Véritable passionnée d’architecture moderne, France Vanlaethem a énormément contribué à faire reconnaître la valeur de ce patrimoine au Québec et sur la scène internationale. Fondatrice du Centre de design de l’UQAM, où elle a monté une trentaine d’expositions et organisé un grand nombre de colloques et de journées d’études, elle a contribué de façon marquante au rayonnement de l’Université tout au long de sa carrière. Elle vient de recevoir, lors de la collation des grades de la Faculté des arts, le titre de professeure émérite de l’École de design.
Pour cette architecte de formation, le fil conducteur de sa carrière, c’est d’avoir inscrit l’étude de l’architecture dans le cadre d’une carrière universitaire. «Cela peut paraître évident aujourd’hui, dit-elle, mais quand je suis arrivée à l’UQAM, en 1975, l’intégration de cette pratique à l’université était encore très récente. Pour une architecte, faire de la recherche universitaire, cela n’allait pas de soi.»
Auparavant, rappelle la professeure, l’architecture était enseignée aux beaux-arts, dans le cadre d’ateliers où le maître, lui-même praticien, transmettait son art à ses élèves. C’est d’ailleurs ainsi qu’elle a elle-même été formée, à l’École nationale supérieure d’architecture et des arts visuels – La Cambre, à Bruxelles. «Parmi mes collègues, j’ai été l’une des premières à compléter un doctorat», précise la professeure, qui a terminé ses études doctorales à l’Université de Montréal, en 1986, avec une thèse sur le mouvement moderne en Belgique.
France Vanlaethem a aimé enseigner dans une université jeune et dynamique, qui favorisait l’initiative et qui lui a permis de privilégier successivement l’enseignement – elle enseigne notamment l’histoire de l’architecture et les théories de l’architecture et du design –, le service à la collectivité, la recherche, puis, à nouveau, l’enseignement. «L’École de design avait une vision transversale des pratiques du design, dit-elle, ce qui a ouvert mes horizons.»
En 1981, elle fonde avec des collègues, dans un couloir du pavillon Arts IV (aujourd’hui le pavillon Sherbrooke), le Centre de design, un lieu d’exposition qui s’imposera progressivement sur la scène culturelle montréalaise comme le haut lieu du design contemporain et dont elle est la première directrice.

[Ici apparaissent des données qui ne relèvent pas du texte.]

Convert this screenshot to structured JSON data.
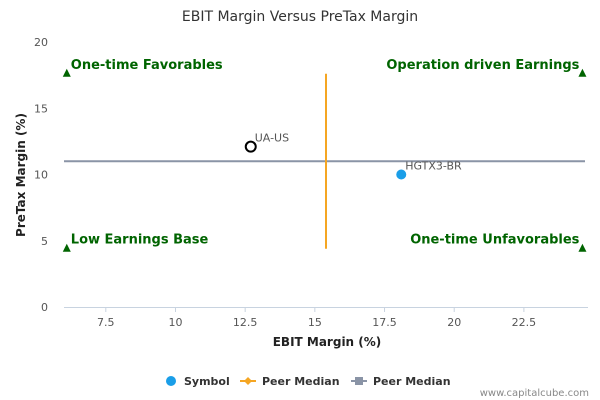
{
  "chart_data": {
    "type": "scatter",
    "title": "EBIT Margin Versus PreTax Margin",
    "xlabel": "EBIT Margin (%)",
    "ylabel": "PreTax Margin (%)",
    "xlim": [
      6.0,
      24.8
    ],
    "ylim": [
      0,
      20
    ],
    "x_ticks": [
      "7.5",
      "10",
      "12.5",
      "15",
      "17.5",
      "20",
      "22.5"
    ],
    "x_tick_values": [
      7.5,
      10,
      12.5,
      15,
      17.5,
      20,
      22.5
    ],
    "y_ticks": [
      "0",
      "5",
      "10",
      "15",
      "20"
    ],
    "y_tick_values": [
      0,
      5,
      10,
      15,
      20
    ],
    "grid": false,
    "legend_position": "bottom",
    "points": [
      {
        "label": "UA-US",
        "x": 12.7,
        "y": 12.1,
        "style": "hollow"
      },
      {
        "label": "HGTX3-BR",
        "x": 18.1,
        "y": 10.0,
        "style": "filled"
      }
    ],
    "peer_median_x": 15.4,
    "peer_median_x_range": [
      4.4,
      17.6
    ],
    "peer_median_y": 11.0,
    "quadrants": [
      {
        "label": "One-time Favorables",
        "position": "top-left",
        "marker_x": 6.1,
        "marker_y": 17.6
      },
      {
        "label": "Operation driven Earnings",
        "position": "top-right",
        "marker_x": 24.6,
        "marker_y": 17.6
      },
      {
        "label": "Low Earnings Base",
        "position": "bottom-left",
        "marker_x": 6.1,
        "marker_y": 4.4
      },
      {
        "label": "One-time Unfavorables",
        "position": "bottom-right",
        "marker_x": 24.6,
        "marker_y": 4.4
      }
    ],
    "legend": [
      {
        "label": "Symbol",
        "kind": "dot",
        "color": "#1a9ee8"
      },
      {
        "label": "Peer Median",
        "kind": "line-diamond",
        "color": "#f5a623"
      },
      {
        "label": "Peer Median",
        "kind": "line-square",
        "color": "#8a94a6"
      }
    ],
    "colors": {
      "filled_point": "#1a9ee8",
      "hollow_point": "#000000",
      "median_vertical": "#f5a623",
      "median_horizontal": "#8a94a6",
      "quadrant_marker": "#006400"
    }
  },
  "watermark": "www.capitalcube.com"
}
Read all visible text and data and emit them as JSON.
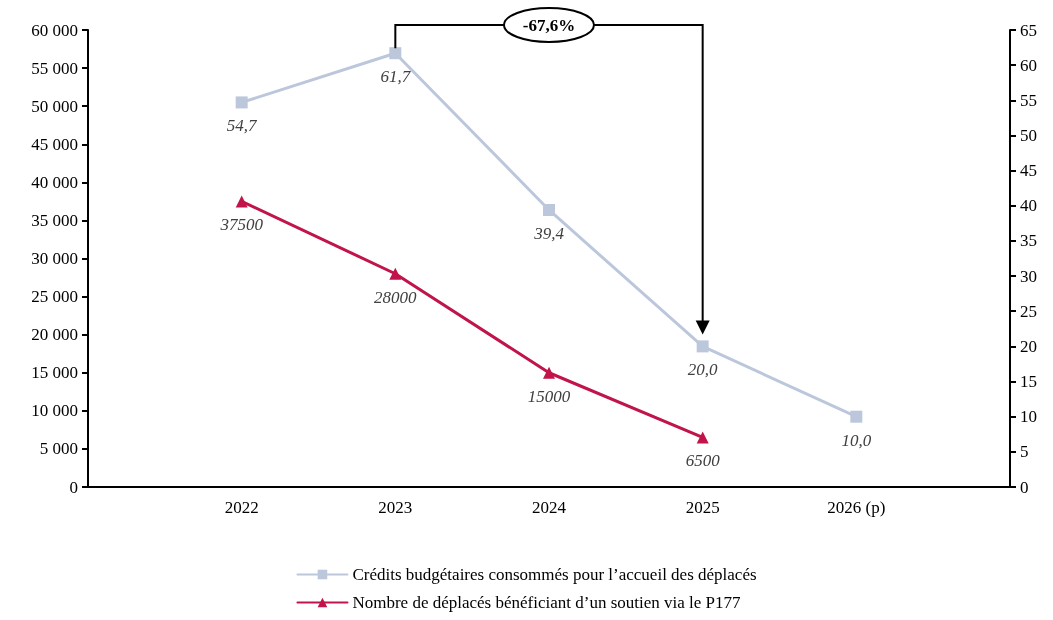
{
  "chart_data": {
    "type": "line",
    "annotations": [
      "-67,6%"
    ],
    "categories": [
      null,
      "2022",
      "2023",
      "2024",
      "2025",
      "2026 (p)",
      null
    ],
    "series": [
      {
        "name": "Crédits budgétaires consommés pour l’accueil des déplacés",
        "color": "#bcc7dc",
        "axis": "y2",
        "marker": "square",
        "values": [
          null,
          54.7,
          61.7,
          39.4,
          20.0,
          10.0,
          null
        ],
        "value_labels": [
          null,
          "54,7",
          "61,7",
          "39,4",
          "20,0",
          "10,0",
          null
        ]
      },
      {
        "name": "Nombre de déplacés bénéficiant d’un soutien via le P177",
        "color": "#c0144a",
        "marker": "triangle",
        "values": [
          null,
          37500,
          28000,
          15000,
          6500,
          null,
          null
        ],
        "value_labels": [
          null,
          "37500",
          "28000",
          "15000",
          "6500",
          null,
          null
        ]
      }
    ],
    "ylim": [
      0,
      60000
    ],
    "yticks": [
      0,
      {
        "value": 5000,
        "label": "5 000"
      },
      {
        "value": 10000,
        "label": "10 000"
      },
      {
        "value": 15000,
        "label": "15 000"
      },
      {
        "value": 20000,
        "label": "20 000"
      },
      {
        "value": 25000,
        "label": "25 000"
      },
      {
        "value": 30000,
        "label": "30 000"
      },
      {
        "value": 35000,
        "label": "35 000"
      },
      {
        "value": 40000,
        "label": "40 000"
      },
      {
        "value": 45000,
        "label": "45 000"
      },
      {
        "value": 50000,
        "label": "50 000"
      },
      {
        "value": 55000,
        "label": "55 000"
      },
      {
        "value": 60000,
        "label": "60 000"
      }
    ],
    "y2lim": [
      0,
      65
    ],
    "y2ticks": [
      0,
      5,
      10,
      15,
      20,
      25,
      30,
      35,
      40,
      45,
      50,
      55,
      60,
      65
    ],
    "grid": false,
    "legend": "bottom"
  }
}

En 1986, elle y organise l’exposition La chaise, un objet de design ou d’architecture?, l’un des événements phares de l’histoire du Centre. Quelques années plus tard, une autre exposition est consacrée à l’un des grands designers contemporains, l’Italien Gaetano Pesce, sur lequel elle écrit une monographie qui sera publiée à Milan, Londres, New York et Munich.
Alors qu’elle se consacre de plus en plus à la recherche, un événement survenu en 1988 vient infléchir son parcours de manière inopinée: la rénovation du Westmount Square, le grand complexe multifonctionnel construit à Montréal au milieu des années 60 par l’un des maîtres de l’architecture moderne, Mies van der Rohe. France Vanlaethem fait partie de ceux qui se mobilisent pour la préservation de cet ensemble architectural. C’est alors que commence son engagement envers le patrimoine moderne. «Cette action était dans le droit fil de mes intérêts de recherche centrés sur la modernité architecturale, note France Vanlaethem. Mais dorénavant, en plus de contribuer à l’avancement des connaissances, il me fallait travailler à préserver l’authenticité de ces œuvres majeures.»
Dans la foulée, France Vanlaethem crée Docomomo Québec, une antenne basée à l’UQAM de Docomomo international, un réseau voué à la documentation et à la conservation de l’architecture du mouvement moderne. «Le patrimoine moderne suscite une réflexion critique de par sa nature même, remarque-t-elle. L’architecture moderne étant une architecture de novation, le fait qu’elle devienne patrimoniale suscite naturellement des questions.»
Au cours des dernières années, France Vanlaethem a publié plusieurs ouvrages importants sur le patrimoine moderne (certains en collaboration avec d’autres auteurs), dont un livre sur Montréal, Sur les traces du Montréal moderne et du domaine de l’Estérel au Québec, et un autre sur le Québec, Patrimoine en devenir. L’architecture moderne du Québec. Travailleuse infatigable, elle collabore actuellement à la rédaction de l’Encyclopédie critique pour la restauration et la réutilisation de l’architecture du XXe siècle, dirigée par des collègues suisses, et poursuit ses recherches sur la modernité architecturale au Québec, dont elle continue de partager les résultats avec les étudiants du DESS en architecture moderne et patrimoine et de la maîtrise en design de l’environnement. «Je travaille encore beaucoup parce que c’est une passion», dit-elle, heureuse de ce titre de professeure émérite qu’elle vient de recevoir et qui marque le lien qu’elle garde avec l’université où elle a mené toute sa carrière.